Et enfin, quand le Qatar rime avec « Sport power », cela donne l’organisation de la Coupe du monde de Football en 2022. Un des 8 stades, le Khalifa Stadium inauguré le 26 mai, pourra accueillir 45 000 spectateurs et disposera d’un système de refroidissement  permettant de maintenir la température à l'intérieur du stade autour des 26 degrés. Le Qatar s’est ainsi porté sauveur de la FIFA, dépourvue de ses sponsors Sony et Emirates depuis novembre 2014, et handicapée par de lourdes pertes financières.

 

L’intérêt du Qatar pour le sport s’est aussi manifesté pour les championnats du monde de handball en 2015, les achats de footballeurs stars, l’acquisition de clubs et de droits de retransmission télévisée ou le sponsoring, s’assurant ainsi une place indéniable dans le monde du football et une position de force. Ainsi, en 2012, le PSG a promu l’image du Qatar pendant 4 ans en échange de 150 à 200 millions d’euros. La famille royale a vu juste avec son plan Vision 2030 : le football, « sport-roi » au capital séduction mondial, est devenu le fer de lance de la stratégie qatarie. Que sont 200 millions dans le porte-monnaie qatari, quand le pays exporte pour 60 milliards de dollars d’hydrocarbures ?

 

 Le projet inital du stade pour la Coupe Mondiale de Football de 2022

 

Et Q comme…controverses

 

Le Qatar n’est pas toujours perçu comme un enfant de chœur sur la scène internationale. En octobre 2012, Yves Bonnet, ancien patron de la DST a affirmé : « On n'ose pas parler de l'Arabie saoudite et du Qatar, mais il faudrait peut-être aussi que ces braves gens cessent d'alimenter de leurs fonds un certain nombre d'actions préoccupantes [...] Il va falloir un jour ouvrir le dossier du Qatar, car, là, il y a un vrai problème. ». Le principal intéressé a formellement rejeté l’accusation, et pour le moment, aucune preuve concrète n’a été apportée au dossier. Le Qatar s’affiche en revanche comme indéniable soutien aux forces insurgées opposées au régime de Bachar El-Assad.

 

Des preuves en matière de pollution sont quant à elles très présentes.
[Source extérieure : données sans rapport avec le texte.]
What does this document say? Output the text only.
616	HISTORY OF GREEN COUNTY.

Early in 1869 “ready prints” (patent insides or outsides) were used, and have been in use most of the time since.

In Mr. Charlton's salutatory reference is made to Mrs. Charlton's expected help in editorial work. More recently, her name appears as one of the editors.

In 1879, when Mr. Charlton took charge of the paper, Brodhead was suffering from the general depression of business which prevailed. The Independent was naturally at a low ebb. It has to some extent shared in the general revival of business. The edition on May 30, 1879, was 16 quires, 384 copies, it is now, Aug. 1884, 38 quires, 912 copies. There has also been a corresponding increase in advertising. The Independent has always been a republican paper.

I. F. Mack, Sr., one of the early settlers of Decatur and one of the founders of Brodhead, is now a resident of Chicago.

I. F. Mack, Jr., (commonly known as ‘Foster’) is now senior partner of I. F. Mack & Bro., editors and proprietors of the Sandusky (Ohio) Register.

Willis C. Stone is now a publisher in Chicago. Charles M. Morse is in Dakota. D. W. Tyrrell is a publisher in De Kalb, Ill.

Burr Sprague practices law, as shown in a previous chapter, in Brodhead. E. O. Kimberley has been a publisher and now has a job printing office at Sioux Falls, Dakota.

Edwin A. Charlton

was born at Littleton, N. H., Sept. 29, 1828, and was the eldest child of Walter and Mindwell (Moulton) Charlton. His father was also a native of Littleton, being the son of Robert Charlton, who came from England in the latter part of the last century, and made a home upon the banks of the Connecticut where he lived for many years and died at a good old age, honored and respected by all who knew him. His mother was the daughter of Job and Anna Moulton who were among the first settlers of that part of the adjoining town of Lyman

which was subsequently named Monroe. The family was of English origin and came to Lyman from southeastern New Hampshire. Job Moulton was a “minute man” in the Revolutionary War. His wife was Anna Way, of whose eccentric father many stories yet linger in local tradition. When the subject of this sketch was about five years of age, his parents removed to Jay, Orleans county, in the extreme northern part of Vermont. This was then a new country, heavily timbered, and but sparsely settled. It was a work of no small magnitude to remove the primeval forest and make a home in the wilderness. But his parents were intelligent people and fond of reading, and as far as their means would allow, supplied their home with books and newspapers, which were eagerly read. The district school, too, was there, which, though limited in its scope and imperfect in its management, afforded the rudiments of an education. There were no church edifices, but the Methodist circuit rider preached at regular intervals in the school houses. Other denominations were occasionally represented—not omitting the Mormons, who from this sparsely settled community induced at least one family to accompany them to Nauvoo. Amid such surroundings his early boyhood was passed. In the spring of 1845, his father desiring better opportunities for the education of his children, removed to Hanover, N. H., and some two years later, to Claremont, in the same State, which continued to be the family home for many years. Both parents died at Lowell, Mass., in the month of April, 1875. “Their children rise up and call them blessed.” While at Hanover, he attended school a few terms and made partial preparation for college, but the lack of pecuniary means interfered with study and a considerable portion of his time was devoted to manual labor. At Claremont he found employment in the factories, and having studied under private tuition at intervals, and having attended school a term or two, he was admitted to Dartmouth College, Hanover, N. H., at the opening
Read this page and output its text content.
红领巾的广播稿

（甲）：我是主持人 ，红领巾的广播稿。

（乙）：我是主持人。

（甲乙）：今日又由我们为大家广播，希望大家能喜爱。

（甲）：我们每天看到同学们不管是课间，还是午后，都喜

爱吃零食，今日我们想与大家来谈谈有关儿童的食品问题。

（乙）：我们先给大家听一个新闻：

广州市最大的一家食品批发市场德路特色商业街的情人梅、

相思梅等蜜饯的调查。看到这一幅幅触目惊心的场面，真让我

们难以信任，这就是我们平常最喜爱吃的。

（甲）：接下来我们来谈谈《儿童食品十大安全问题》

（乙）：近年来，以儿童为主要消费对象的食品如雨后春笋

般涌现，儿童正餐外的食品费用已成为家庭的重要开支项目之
Le Qatar est encore le pays qui rejette le plus de CO2 par habitant dans l’atmosphère en raison de l’extraction massive d’hydrocarbures mais aussi de la consommation par habitant supérieure à celle des pays développés. Ironique quand on sait que les qataris ont accueilli le troisième sommet sur les énergies alternatives et le sommet 2012 sur le climat sous l'égide des Nations unies en 2012.

 

Par ailleurs, le Qatar fait souvent la une des journaux sur la question des droits de l’homme. Selon Human Rights Watch, en juin 2012, des milliers de travailleurs migrants employés au Qatar sur des chantiers de construction, courent le risque d'une grave exploitation et de maltraitance, au point que l'on peut parfois parler de travaux forcés ou d'esclavage. Les conditions de travail sur les chantiers ont entrainé la mort de plus de 4000 travailleurs étrangers avant même 2022 et la Coupe du Monde, et le pays tente difficilement de masquer ces évènements derrière un flot de promesses d’amélioration.

 

Rappelons aussi que dans la sphère privée, la charia s’applique et punit encore entre autres l’homosexualité et les relations sexuelles hors mariage.

 

 

Enjeux et projets qataris

 

Le Qatar ne manque pas de projets. En effet, le sport est devenu la vitrine du pays dans le monde entier, et est un formidable accélérateur de développement pour l’architecture et le tourisme de la capitale Doha. A défaut de dresser une liste exhaustive de ces nouvelles structures, on peut tout de même mentionner :

- le stade sur l’eau pour la Coupe du Monde de Football, achevé 7 ans avant le coup d’envoi ;

- le musée National du Qatar signé Jean Nouvel (qui a auparavant œuvré pour le bâtiment de la Philharmonie de Paris, le Musée Louvre Abu Dhabi, l’hôtel de ville de Montpellier, le Musée du Quai Branly…) ;

- le Tawar Mall

 

Le Qatar a besoin de cette manne financière pour contrebalancer ses faiblesses géographiques et assurer son avenir. En effet, même si le pays dispose encore de réserves de gaz importantes, la fragilité socio-économique se double d’une géographie hostile. Le déficit hydrique est comblé tant bien que mal par un dessalement de l’eau de mer et l’exploitation intensive des quelques nappes phréatiques présentes. A cela s’ajoute une insécurité alimentaire inévitable : le pays importe 95% de sa nourriture et l’émirat cherche donc à réduire cette dépendance. Outre sa participation active au premier Forum mondial de la sécurité alimentaire (2012), il investit massivement en Europe et achète des terres arables en Afrique et en Asie pour s’assurer une certaine indépendance pour l’après-pétrole.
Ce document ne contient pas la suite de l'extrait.